Is it possible that a right triangle is circumscribed by a horocycle? Or, is this statement a theorem in the hyperbolic gemetry?
For any horocycle $\gamma$, there are no three distinct ordinary points A,B,C on $\gamma$ forming a right triangle $\Delta$ABC
I'm pretty sure that this is a true statement but I do not know how to prove it.(or my guess might be wrong)
There are lots of right-angled triangles with vertices on a horocycle. A right-angled triangle has one right angle, the others are smaller. There are no hyperbolic triangles with three right angles.
Claim: Let $\gamma$ be a horocycle and $A,B$ two distinct points on it. Then there exists a point $C$ on the horocycle such that $\Delta ABC$ is a hyperbolic triangle with a right angle at $A$.

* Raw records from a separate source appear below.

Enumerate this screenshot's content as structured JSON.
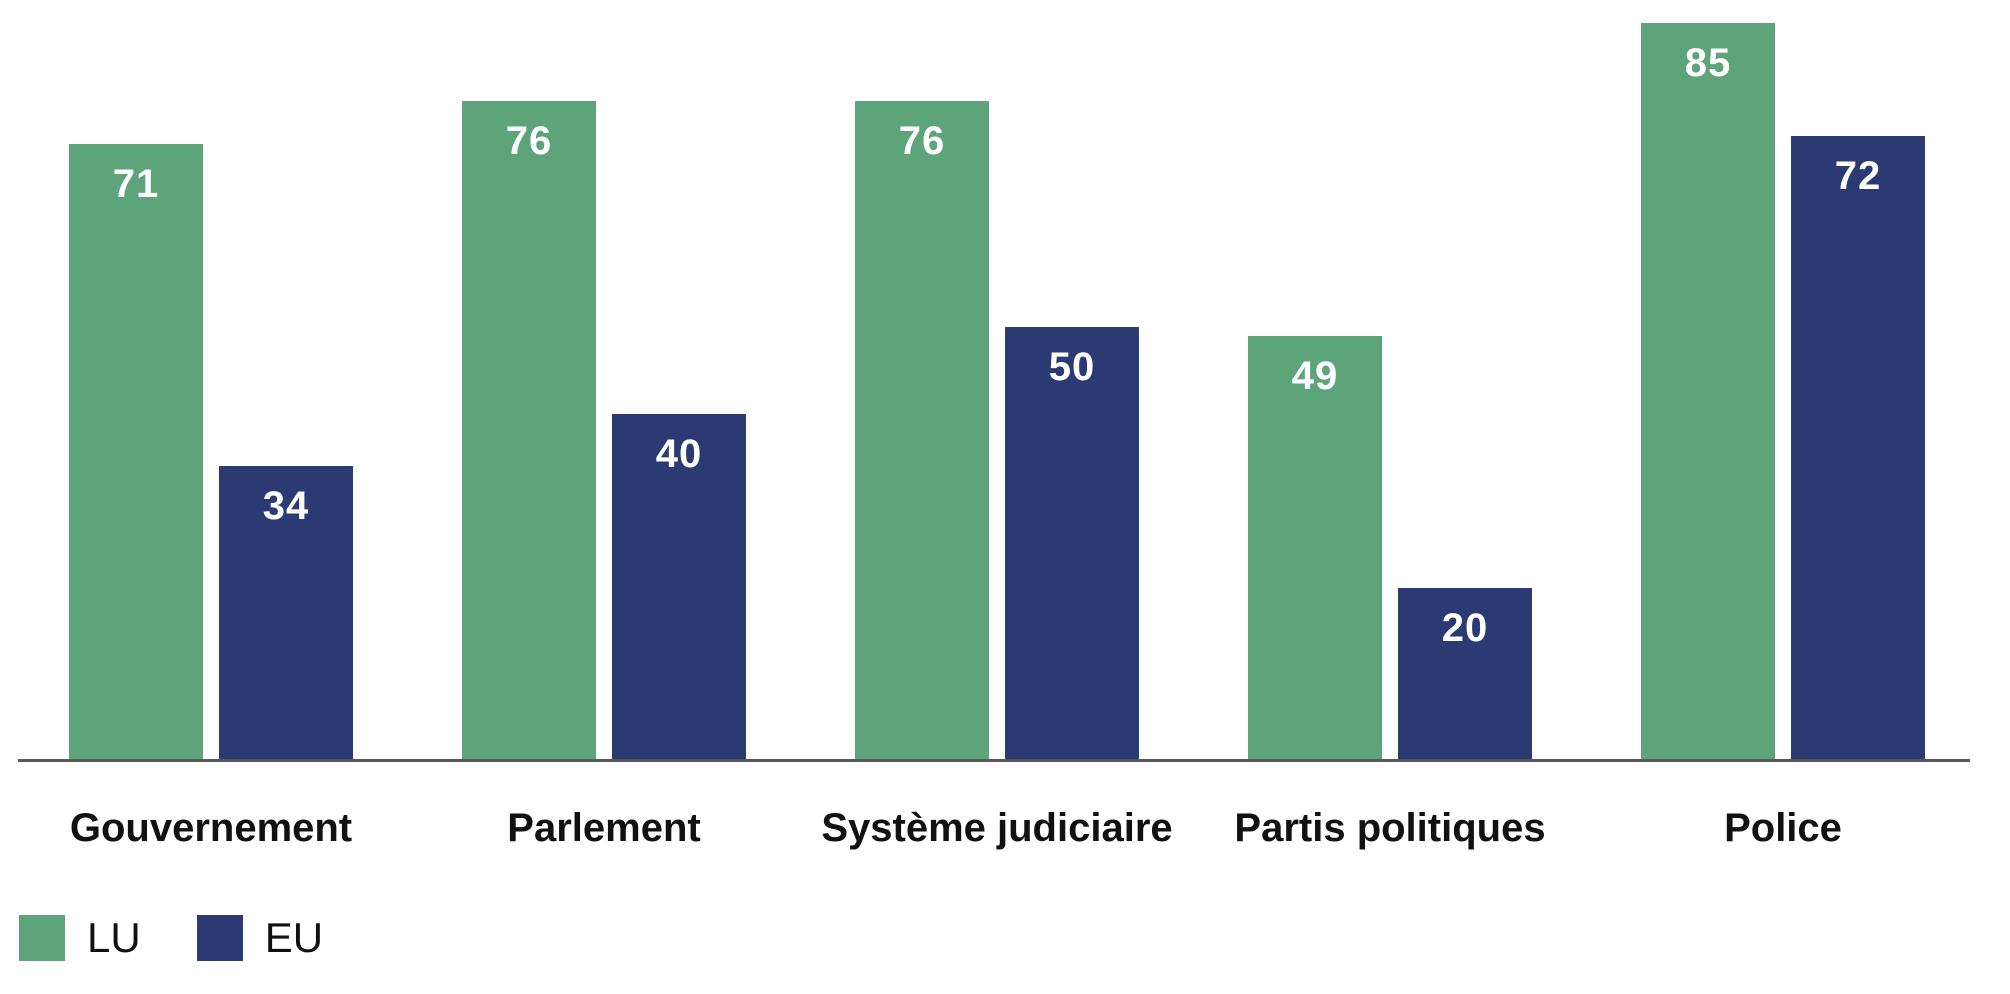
{
  "chart_data": {
    "type": "bar",
    "title": "",
    "xlabel": "",
    "ylabel": "",
    "grid": false,
    "value_labels_visible": true,
    "legend_position": "bottom-left",
    "axis_line_color": "#58585B",
    "value_label_color": "#FFFFFF",
    "category_label_color": "#111111",
    "ylim": [
      0,
      87.5
    ],
    "categories": [
      "Gouvernement",
      "Parlement",
      "Système judiciaire",
      "Partis politiques",
      "Police"
    ],
    "series": [
      {
        "name": "LU",
        "color": "#5EA47B",
        "values": [
          71,
          76,
          76,
          49,
          85
        ]
      },
      {
        "name": "EU",
        "color": "#2C3A74",
        "values": [
          34,
          40,
          50,
          20,
          72
        ]
      }
    ]
  }
}
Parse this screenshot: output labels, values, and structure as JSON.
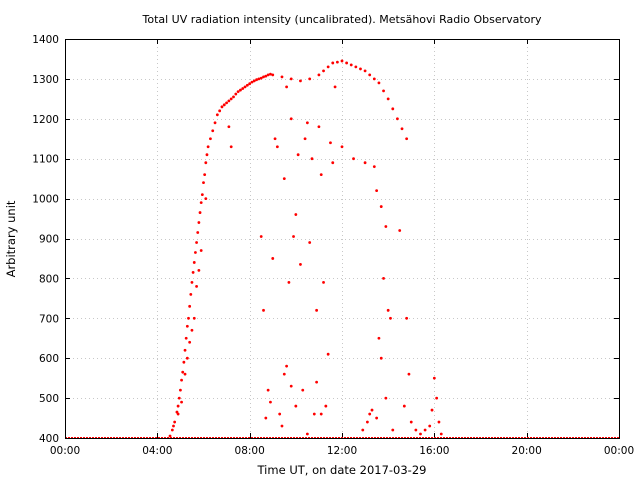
{
  "chart_data": {
    "type": "scatter",
    "title": "Total UV radiation intensity (uncalibrated). Metsähovi Radio Observatory",
    "xlabel": "Time UT, on date 2017-03-29",
    "ylabel": "Arbitrary unit",
    "xlim": [
      0,
      24
    ],
    "ylim": [
      400,
      1400
    ],
    "x_ticks": [
      0,
      4,
      8,
      12,
      16,
      20,
      24
    ],
    "x_tick_labels": [
      "00:00",
      "04:00",
      "08:00",
      "12:00",
      "16:00",
      "20:00",
      "00:00"
    ],
    "y_ticks": [
      400,
      500,
      600,
      700,
      800,
      900,
      1000,
      1100,
      1200,
      1300,
      1400
    ],
    "y_tick_labels": [
      "400",
      "500",
      "600",
      "700",
      "800",
      "900",
      "1000",
      "1100",
      "1200",
      "1300",
      "1400"
    ],
    "grid": true,
    "marker_color": "#ff0000",
    "baseline": {
      "value": 400,
      "x_range": [
        0,
        24
      ]
    },
    "series": [
      {
        "points": [
          [
            4.55,
            405
          ],
          [
            4.65,
            420
          ],
          [
            4.75,
            440
          ],
          [
            4.85,
            465
          ],
          [
            4.9,
            480
          ],
          [
            4.95,
            500
          ],
          [
            5.0,
            520
          ],
          [
            5.05,
            545
          ],
          [
            5.1,
            565
          ],
          [
            5.15,
            590
          ],
          [
            5.2,
            620
          ],
          [
            5.25,
            650
          ],
          [
            5.3,
            680
          ],
          [
            5.35,
            700
          ],
          [
            5.4,
            730
          ],
          [
            5.45,
            760
          ],
          [
            5.5,
            790
          ],
          [
            5.55,
            815
          ],
          [
            5.6,
            840
          ],
          [
            5.65,
            865
          ],
          [
            5.7,
            890
          ],
          [
            5.75,
            915
          ],
          [
            5.8,
            940
          ],
          [
            5.85,
            965
          ],
          [
            5.9,
            990
          ],
          [
            5.95,
            1010
          ],
          [
            6.0,
            1040
          ],
          [
            6.05,
            1060
          ],
          [
            6.1,
            1090
          ],
          [
            6.15,
            1110
          ],
          [
            6.2,
            1130
          ],
          [
            6.3,
            1150
          ],
          [
            6.4,
            1170
          ],
          [
            6.5,
            1190
          ],
          [
            6.6,
            1210
          ],
          [
            6.7,
            1220
          ],
          [
            6.8,
            1230
          ],
          [
            6.9,
            1235
          ],
          [
            7.0,
            1240
          ],
          [
            7.1,
            1245
          ],
          [
            7.2,
            1250
          ],
          [
            7.3,
            1255
          ],
          [
            7.4,
            1262
          ],
          [
            7.5,
            1268
          ],
          [
            7.6,
            1272
          ],
          [
            7.7,
            1276
          ],
          [
            7.8,
            1280
          ],
          [
            7.9,
            1284
          ],
          [
            8.0,
            1288
          ],
          [
            8.1,
            1292
          ],
          [
            8.2,
            1295
          ],
          [
            8.3,
            1298
          ],
          [
            8.4,
            1300
          ],
          [
            8.5,
            1302
          ],
          [
            8.6,
            1305
          ],
          [
            8.7,
            1307
          ],
          [
            8.8,
            1310
          ],
          [
            8.9,
            1312
          ],
          [
            9.0,
            1310
          ],
          [
            9.4,
            1305
          ],
          [
            9.8,
            1300
          ],
          [
            10.2,
            1295
          ],
          [
            10.6,
            1300
          ],
          [
            11.0,
            1310
          ],
          [
            11.2,
            1320
          ],
          [
            11.4,
            1330
          ],
          [
            11.6,
            1340
          ],
          [
            11.8,
            1342
          ],
          [
            12.0,
            1345
          ],
          [
            12.2,
            1340
          ],
          [
            12.4,
            1335
          ],
          [
            12.6,
            1330
          ],
          [
            12.8,
            1325
          ],
          [
            13.0,
            1320
          ],
          [
            13.2,
            1310
          ],
          [
            13.4,
            1300
          ],
          [
            13.6,
            1290
          ],
          [
            13.8,
            1270
          ],
          [
            14.0,
            1250
          ],
          [
            14.2,
            1225
          ],
          [
            14.4,
            1200
          ],
          [
            14.6,
            1175
          ],
          [
            14.8,
            1150
          ],
          [
            4.7,
            430
          ],
          [
            4.9,
            460
          ],
          [
            5.05,
            490
          ],
          [
            5.2,
            560
          ],
          [
            5.3,
            600
          ],
          [
            5.4,
            640
          ],
          [
            5.5,
            670
          ],
          [
            5.6,
            700
          ],
          [
            5.7,
            780
          ],
          [
            5.8,
            820
          ],
          [
            5.9,
            870
          ],
          [
            6.1,
            1000
          ],
          [
            7.1,
            1180
          ],
          [
            7.2,
            1130
          ],
          [
            8.5,
            905
          ],
          [
            8.6,
            720
          ],
          [
            8.7,
            450
          ],
          [
            8.8,
            520
          ],
          [
            8.9,
            490
          ],
          [
            9.0,
            850
          ],
          [
            9.1,
            1150
          ],
          [
            9.2,
            1130
          ],
          [
            9.3,
            460
          ],
          [
            9.4,
            430
          ],
          [
            9.5,
            1050
          ],
          [
            9.6,
            1280
          ],
          [
            9.7,
            790
          ],
          [
            9.8,
            1200
          ],
          [
            9.9,
            905
          ],
          [
            10.0,
            960
          ],
          [
            10.1,
            1110
          ],
          [
            10.2,
            835
          ],
          [
            10.3,
            520
          ],
          [
            10.4,
            1150
          ],
          [
            10.5,
            1190
          ],
          [
            10.6,
            890
          ],
          [
            10.7,
            1100
          ],
          [
            10.8,
            460
          ],
          [
            10.9,
            720
          ],
          [
            11.0,
            1180
          ],
          [
            11.1,
            1060
          ],
          [
            11.2,
            790
          ],
          [
            11.3,
            480
          ],
          [
            11.4,
            610
          ],
          [
            11.5,
            1140
          ],
          [
            11.6,
            1090
          ],
          [
            11.7,
            1280
          ],
          [
            12.0,
            1130
          ],
          [
            12.5,
            1100
          ],
          [
            13.0,
            1090
          ],
          [
            13.2,
            460
          ],
          [
            13.4,
            1080
          ],
          [
            13.5,
            1020
          ],
          [
            13.6,
            650
          ],
          [
            13.7,
            980
          ],
          [
            13.8,
            800
          ],
          [
            13.9,
            930
          ],
          [
            14.0,
            720
          ],
          [
            14.1,
            700
          ],
          [
            14.5,
            920
          ],
          [
            14.7,
            480
          ],
          [
            14.8,
            700
          ],
          [
            14.9,
            560
          ],
          [
            15.0,
            440
          ],
          [
            15.2,
            420
          ],
          [
            15.4,
            410
          ],
          [
            15.6,
            420
          ],
          [
            15.8,
            430
          ],
          [
            15.9,
            470
          ],
          [
            16.0,
            550
          ],
          [
            16.1,
            500
          ],
          [
            16.2,
            440
          ],
          [
            16.3,
            410
          ],
          [
            9.5,
            560
          ],
          [
            9.6,
            580
          ],
          [
            9.8,
            530
          ],
          [
            10.0,
            480
          ],
          [
            10.5,
            410
          ],
          [
            10.9,
            540
          ],
          [
            11.1,
            460
          ],
          [
            12.9,
            420
          ],
          [
            13.1,
            440
          ],
          [
            13.3,
            470
          ],
          [
            13.5,
            450
          ],
          [
            13.7,
            600
          ],
          [
            13.9,
            500
          ],
          [
            14.2,
            420
          ]
        ]
      }
    ]
  }
}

Proof: Let us work in the Poincaré disk model. A horocycle is a circle that touches the boundary of the disk. Let $A,B$ be two points on a horocycle $\gamma$. We note that the geodesic $\overline{AB}$ does not intersect $\gamma$ at a right angle at $A$ and is not parallel to $\gamma$ at $A$. Since the geodesic $\overline{AB}$ is not parallel to the horocycle, we can look at the interior of the horocycle. Since $\overline{AB}$ does not intersect $\gamma$ in a right angle, there is one side, where you can add a new geodesic $\overline{AC}$ that also points inside the horocycle. At some point this geodesic will leave the horocycle (it will not go to the boundary point where $\gamma$ touches the disk, since it does not intersect $\gamma$ at a right angle at $A$.) Let us call that point $C$. There is a geodesic connecting $C$ and $B$, completing the triangle. By construction the triangle $\Delta ABC$ has a right angle at $A$.